The principal benefit of unsupervised representation learning is that a pre-trained model can be fine-tuned where data or labels are scarce. Existing approaches for graph representation learning are domain specific, maintaining consistent node and edge features across the pre-training and target datasets. This has precluded transfer to multiple domains. In this work we present Topology Only Pre-Training, a graph pre-training method based on node and edge feature exclusion. Separating graph learning into two stages, topology and features, we use contrastive learning to pre-train models over multiple domains. These models show positive transfer on evaluation datasets from multiple domains, including domains not present in pre-training data. On 75% of experiments, ToP models perform significantly ($P \leq 0.01$) better than a supervised baseline. These results include when node and edge features are used in evaluation, where performance is significantly better on 85.7% of tasks compared to single-domain or non-pre-trained models. We further show that out-of-domain topologies can produce more useful pre-training than in-domain. We show better transfer from non-molecule pre-training, compared to molecule pre-training, on 79% of molecular benchmarks.

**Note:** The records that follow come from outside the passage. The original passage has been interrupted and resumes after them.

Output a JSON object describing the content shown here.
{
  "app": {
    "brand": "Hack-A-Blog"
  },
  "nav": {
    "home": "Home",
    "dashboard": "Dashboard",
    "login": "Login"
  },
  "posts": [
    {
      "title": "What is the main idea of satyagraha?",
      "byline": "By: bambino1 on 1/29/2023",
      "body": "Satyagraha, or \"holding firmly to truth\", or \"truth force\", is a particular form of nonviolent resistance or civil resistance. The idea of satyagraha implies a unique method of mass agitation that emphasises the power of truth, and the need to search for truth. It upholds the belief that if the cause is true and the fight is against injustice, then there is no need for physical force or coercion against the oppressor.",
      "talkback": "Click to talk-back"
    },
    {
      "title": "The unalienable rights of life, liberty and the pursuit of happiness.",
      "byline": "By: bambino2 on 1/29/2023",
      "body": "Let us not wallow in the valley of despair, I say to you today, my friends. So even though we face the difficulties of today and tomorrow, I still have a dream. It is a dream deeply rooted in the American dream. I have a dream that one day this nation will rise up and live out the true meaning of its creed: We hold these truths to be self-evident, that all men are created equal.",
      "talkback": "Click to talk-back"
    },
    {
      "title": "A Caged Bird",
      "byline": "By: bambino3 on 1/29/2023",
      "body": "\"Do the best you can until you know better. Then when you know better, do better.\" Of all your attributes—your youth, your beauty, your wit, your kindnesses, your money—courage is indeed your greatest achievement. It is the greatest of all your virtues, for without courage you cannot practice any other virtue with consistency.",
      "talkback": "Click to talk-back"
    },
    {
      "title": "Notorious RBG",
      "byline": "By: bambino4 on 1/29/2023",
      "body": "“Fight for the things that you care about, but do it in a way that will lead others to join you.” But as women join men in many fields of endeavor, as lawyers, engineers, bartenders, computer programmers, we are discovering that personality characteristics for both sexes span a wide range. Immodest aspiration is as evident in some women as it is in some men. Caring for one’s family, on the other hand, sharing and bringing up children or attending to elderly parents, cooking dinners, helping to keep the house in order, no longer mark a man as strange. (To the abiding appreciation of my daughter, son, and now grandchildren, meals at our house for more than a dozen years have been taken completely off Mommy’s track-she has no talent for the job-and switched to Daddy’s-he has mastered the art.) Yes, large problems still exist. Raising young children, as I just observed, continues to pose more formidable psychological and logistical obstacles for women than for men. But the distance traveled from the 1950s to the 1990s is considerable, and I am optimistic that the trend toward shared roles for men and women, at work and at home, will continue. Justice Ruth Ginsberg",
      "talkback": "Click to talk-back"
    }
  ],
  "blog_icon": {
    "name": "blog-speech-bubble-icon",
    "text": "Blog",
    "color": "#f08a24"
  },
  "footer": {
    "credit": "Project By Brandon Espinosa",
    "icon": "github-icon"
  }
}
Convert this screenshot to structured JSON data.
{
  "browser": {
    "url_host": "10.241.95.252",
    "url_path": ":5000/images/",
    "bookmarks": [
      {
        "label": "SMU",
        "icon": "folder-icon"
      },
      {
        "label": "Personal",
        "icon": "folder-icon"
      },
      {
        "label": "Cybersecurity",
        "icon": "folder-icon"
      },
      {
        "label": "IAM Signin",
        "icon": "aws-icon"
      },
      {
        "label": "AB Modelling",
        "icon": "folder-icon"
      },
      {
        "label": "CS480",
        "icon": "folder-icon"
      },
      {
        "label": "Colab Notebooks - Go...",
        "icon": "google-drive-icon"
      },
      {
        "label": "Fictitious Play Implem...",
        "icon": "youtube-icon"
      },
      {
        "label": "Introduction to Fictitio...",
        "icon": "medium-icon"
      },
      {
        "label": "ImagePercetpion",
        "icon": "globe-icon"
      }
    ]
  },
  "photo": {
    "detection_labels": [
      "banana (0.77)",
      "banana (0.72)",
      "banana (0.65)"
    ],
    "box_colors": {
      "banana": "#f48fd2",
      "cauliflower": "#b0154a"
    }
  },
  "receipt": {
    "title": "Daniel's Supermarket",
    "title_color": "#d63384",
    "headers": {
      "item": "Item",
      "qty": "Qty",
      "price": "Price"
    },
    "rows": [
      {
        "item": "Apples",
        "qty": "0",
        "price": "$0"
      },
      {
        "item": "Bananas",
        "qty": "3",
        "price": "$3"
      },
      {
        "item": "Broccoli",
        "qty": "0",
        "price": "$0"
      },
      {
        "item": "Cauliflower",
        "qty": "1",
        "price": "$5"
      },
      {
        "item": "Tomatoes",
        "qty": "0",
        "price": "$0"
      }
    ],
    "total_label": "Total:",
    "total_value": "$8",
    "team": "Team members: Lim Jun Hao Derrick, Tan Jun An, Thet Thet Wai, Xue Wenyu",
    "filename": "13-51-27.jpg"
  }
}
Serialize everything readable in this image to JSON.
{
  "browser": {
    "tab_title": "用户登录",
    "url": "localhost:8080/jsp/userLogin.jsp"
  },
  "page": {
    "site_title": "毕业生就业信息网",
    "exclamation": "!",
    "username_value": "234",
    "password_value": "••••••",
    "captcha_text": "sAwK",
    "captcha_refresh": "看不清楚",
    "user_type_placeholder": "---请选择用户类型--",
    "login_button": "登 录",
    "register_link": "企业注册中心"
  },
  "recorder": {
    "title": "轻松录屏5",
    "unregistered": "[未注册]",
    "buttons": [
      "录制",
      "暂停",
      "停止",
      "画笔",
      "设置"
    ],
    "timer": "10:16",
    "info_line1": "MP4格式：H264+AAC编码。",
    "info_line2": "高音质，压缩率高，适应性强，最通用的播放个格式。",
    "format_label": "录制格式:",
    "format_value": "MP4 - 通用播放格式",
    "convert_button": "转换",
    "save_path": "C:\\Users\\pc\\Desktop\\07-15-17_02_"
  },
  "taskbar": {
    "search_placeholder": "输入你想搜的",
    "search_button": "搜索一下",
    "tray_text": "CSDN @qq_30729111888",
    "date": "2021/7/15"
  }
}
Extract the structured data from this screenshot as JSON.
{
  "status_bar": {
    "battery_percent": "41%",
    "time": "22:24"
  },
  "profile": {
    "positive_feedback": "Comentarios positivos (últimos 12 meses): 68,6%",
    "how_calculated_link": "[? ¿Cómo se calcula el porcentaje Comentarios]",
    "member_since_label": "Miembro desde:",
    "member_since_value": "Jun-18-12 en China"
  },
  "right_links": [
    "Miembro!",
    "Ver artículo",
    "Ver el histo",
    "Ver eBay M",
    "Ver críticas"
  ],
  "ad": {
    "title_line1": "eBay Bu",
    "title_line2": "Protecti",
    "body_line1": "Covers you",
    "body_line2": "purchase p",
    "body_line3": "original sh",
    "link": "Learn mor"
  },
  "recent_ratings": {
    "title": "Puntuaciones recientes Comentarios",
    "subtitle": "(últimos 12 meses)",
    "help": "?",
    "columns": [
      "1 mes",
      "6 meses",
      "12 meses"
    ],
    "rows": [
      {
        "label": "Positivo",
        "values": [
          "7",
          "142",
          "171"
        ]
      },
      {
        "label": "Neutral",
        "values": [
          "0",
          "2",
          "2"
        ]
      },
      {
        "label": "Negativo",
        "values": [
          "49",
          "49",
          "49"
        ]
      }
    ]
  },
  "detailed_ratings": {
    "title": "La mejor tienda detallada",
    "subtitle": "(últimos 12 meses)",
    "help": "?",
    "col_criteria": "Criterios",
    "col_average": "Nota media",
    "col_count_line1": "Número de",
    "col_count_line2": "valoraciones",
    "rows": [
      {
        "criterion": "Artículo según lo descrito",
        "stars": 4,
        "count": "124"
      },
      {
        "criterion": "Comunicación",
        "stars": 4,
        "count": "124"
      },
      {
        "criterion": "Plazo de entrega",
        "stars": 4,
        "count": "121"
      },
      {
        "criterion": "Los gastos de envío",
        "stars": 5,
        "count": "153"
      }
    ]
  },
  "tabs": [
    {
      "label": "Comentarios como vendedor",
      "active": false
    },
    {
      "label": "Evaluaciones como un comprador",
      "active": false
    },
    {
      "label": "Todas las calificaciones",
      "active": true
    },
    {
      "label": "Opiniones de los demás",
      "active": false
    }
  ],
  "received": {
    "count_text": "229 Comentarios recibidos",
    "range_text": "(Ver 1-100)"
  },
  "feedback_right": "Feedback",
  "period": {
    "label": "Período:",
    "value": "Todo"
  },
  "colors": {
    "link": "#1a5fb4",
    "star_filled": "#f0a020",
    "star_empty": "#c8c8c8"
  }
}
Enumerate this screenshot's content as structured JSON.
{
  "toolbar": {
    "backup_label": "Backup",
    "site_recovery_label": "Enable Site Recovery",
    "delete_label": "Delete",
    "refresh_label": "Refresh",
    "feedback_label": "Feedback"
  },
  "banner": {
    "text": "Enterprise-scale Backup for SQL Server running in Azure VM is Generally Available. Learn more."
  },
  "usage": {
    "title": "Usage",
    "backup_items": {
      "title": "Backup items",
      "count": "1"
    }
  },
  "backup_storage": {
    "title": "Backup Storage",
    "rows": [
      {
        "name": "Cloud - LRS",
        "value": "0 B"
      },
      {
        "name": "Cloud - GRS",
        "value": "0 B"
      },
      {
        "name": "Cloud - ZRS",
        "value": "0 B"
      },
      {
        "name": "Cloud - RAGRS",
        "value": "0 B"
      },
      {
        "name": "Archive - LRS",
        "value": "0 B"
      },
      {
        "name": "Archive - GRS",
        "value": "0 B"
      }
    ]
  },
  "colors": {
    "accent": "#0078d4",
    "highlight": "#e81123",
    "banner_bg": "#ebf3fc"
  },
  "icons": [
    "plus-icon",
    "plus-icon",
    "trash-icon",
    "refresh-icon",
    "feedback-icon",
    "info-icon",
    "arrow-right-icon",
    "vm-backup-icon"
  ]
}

翻译：无监督表示学习的主要优势在于，预训练模型可以在数据或标签稀缺时进行微调。现有的图表示学习方法具有领域特异性，在预训练和目标数据集中保持一致的节点和边特征，这阻碍了模型向多领域的迁移。本文提出了一种基于排除节点和边特征的图预训练方法——仅拓扑预训练（Topology Only Pre-Training, ToP）。通过将图学习分为拓扑和特征两个阶段，我们利用对比学习在多个领域上预训练模型。这些模型在来自多个领域（包括预训练数据中未出现的领域）的评估数据集上展现出正向迁移效果。在75%的实验任务中，ToP模型的性能显著优于监督基线（P ≤ 0.01），且当评估中引入节点和边特征时，与单领域或非预训练模型相比，在85.7%的任务中性能显著更优。我们进一步证明，相较于域内拓扑，域外拓扑可产生更有价值的预训练效果；在79%的分子基准测试中，非分子预训练的迁移效果优于分子预训练。